Monday, June 18, 2012

Honest Doubt Part 13 - A Post-Mortem

This looks in more detail at ideas critical of a certain type of Christian Orthodoxy - Charles Darwin and geologist Charles Lyell, whose discoveries undermined the creation stories of the Old Testament.

The emerging tradition of 'biblical criticism', which began in Germany, started to strip away the supernatural elements of God.

George Eliot translated the work of the German critics, and began to believe, as the German philosopher and atheist Ludwig Feuerbach suggested, that God may be a human construct - a creation of the human mind.

Perhaps the problem here is that some sciences had not yet come into being - we have at this point no anthropology to show us how religious language works. Nevertheless, it must have been clear to Lyell and Darwin that the Genesis account of creation was not based on empirical studies. The two accounts in chapters 1 and 2 aren't an attempt to look at the geological and fossil evidence and provide a "best fit" of the information available, the method of producing these accounts is totally different.

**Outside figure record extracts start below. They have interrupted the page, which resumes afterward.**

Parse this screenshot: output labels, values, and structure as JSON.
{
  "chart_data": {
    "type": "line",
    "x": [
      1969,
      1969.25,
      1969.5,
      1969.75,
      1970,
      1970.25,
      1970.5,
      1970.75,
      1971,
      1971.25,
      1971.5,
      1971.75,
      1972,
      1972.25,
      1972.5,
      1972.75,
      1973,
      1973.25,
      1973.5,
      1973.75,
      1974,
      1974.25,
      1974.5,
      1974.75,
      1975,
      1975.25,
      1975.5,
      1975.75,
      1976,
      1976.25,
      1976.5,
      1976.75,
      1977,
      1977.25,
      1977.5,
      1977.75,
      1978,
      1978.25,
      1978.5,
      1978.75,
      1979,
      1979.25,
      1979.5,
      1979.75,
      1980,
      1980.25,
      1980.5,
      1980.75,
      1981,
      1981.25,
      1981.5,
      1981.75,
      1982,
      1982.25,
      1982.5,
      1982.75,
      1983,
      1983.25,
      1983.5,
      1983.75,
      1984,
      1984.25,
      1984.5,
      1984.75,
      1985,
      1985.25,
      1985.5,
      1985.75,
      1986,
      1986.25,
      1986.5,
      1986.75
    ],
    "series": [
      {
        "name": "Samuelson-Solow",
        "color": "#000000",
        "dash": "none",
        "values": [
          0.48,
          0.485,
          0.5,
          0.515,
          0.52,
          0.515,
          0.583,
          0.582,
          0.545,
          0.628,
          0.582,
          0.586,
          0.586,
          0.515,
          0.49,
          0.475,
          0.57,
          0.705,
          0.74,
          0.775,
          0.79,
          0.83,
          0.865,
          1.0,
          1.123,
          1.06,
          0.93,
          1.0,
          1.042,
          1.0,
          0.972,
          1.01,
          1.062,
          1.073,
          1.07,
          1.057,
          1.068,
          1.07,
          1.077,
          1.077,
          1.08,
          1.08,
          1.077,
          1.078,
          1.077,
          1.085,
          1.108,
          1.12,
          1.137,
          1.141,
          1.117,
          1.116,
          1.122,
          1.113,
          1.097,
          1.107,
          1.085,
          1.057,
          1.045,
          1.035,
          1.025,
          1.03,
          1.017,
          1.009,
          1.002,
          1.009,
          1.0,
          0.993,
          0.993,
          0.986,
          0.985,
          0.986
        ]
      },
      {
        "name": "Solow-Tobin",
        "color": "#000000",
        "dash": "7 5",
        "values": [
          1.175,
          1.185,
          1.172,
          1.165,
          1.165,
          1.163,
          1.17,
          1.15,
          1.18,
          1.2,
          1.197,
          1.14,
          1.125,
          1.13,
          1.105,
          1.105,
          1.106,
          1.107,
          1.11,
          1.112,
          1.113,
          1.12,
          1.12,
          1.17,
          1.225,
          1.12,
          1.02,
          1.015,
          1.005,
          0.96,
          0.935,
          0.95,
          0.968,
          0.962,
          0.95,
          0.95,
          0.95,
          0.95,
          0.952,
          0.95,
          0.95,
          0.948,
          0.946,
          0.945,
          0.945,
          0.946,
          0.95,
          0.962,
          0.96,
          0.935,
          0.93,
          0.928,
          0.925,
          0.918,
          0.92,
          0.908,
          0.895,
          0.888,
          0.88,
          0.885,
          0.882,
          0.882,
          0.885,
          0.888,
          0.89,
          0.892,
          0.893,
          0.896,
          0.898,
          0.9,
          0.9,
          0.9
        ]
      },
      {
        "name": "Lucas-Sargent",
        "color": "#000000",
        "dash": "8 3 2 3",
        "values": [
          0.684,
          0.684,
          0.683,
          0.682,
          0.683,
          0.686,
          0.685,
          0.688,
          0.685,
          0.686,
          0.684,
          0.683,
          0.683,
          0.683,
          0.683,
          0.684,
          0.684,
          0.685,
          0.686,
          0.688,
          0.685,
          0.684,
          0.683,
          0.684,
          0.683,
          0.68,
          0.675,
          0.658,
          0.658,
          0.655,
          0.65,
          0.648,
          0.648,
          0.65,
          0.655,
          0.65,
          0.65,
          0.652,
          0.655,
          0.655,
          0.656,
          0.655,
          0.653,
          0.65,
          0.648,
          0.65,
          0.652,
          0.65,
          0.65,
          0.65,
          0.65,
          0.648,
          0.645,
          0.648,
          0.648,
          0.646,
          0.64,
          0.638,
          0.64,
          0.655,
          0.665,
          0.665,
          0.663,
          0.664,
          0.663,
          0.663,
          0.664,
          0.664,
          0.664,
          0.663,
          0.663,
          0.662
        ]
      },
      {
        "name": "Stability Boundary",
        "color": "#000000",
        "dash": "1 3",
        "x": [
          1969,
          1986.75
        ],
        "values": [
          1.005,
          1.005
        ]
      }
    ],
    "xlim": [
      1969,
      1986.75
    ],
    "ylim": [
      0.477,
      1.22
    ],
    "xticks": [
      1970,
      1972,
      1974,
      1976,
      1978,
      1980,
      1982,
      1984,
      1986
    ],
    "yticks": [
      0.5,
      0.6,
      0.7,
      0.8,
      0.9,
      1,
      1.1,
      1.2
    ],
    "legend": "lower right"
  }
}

We are reading here poems, stories that come from the human imagination - or more, that come from the depths of the human unconscious, perhaps telling us deep truths about ourselves, but certainly not some proto-scientific explanation.

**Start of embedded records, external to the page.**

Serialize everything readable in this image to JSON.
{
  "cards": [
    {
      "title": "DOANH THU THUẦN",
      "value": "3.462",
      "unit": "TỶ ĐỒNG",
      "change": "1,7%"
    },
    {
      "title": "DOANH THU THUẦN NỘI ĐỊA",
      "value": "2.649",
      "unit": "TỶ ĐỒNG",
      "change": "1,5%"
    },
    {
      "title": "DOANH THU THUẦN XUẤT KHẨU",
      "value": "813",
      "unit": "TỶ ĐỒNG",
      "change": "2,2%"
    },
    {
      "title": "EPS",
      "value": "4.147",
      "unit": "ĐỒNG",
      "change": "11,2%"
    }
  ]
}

Similarly did Eliot not realise that the language of the prophets, of parables and religious tales was not history? We have here a different kind of language, it isn't an attempt to look at the historical evidence and provide some "best fit" of the sources. There is no "well X said that this happened, and Y said that this happened" and then attempting to weight up the evidence and provide a probable fit, we don't see any of that.

Now - of course - this is a very strange experience because no one generally had really at this point actually thought about what sort of language we have in the Bible, and what the significance of that was. To say religious language is highly subjective, has come from ecstatic religious experiences, or the reflection on symbol and psychic-legends, that it is about a way of life, about moral values, ways to experience God, techniques to let God speak and so on  - no one had really thought about that much before.

Yet what seems to happen is the conversation is almost over before it begins. Very soon the debate about what religion really means is replaced by a gap between those who believe and those who don't, and no one much seems to want to engage with the other.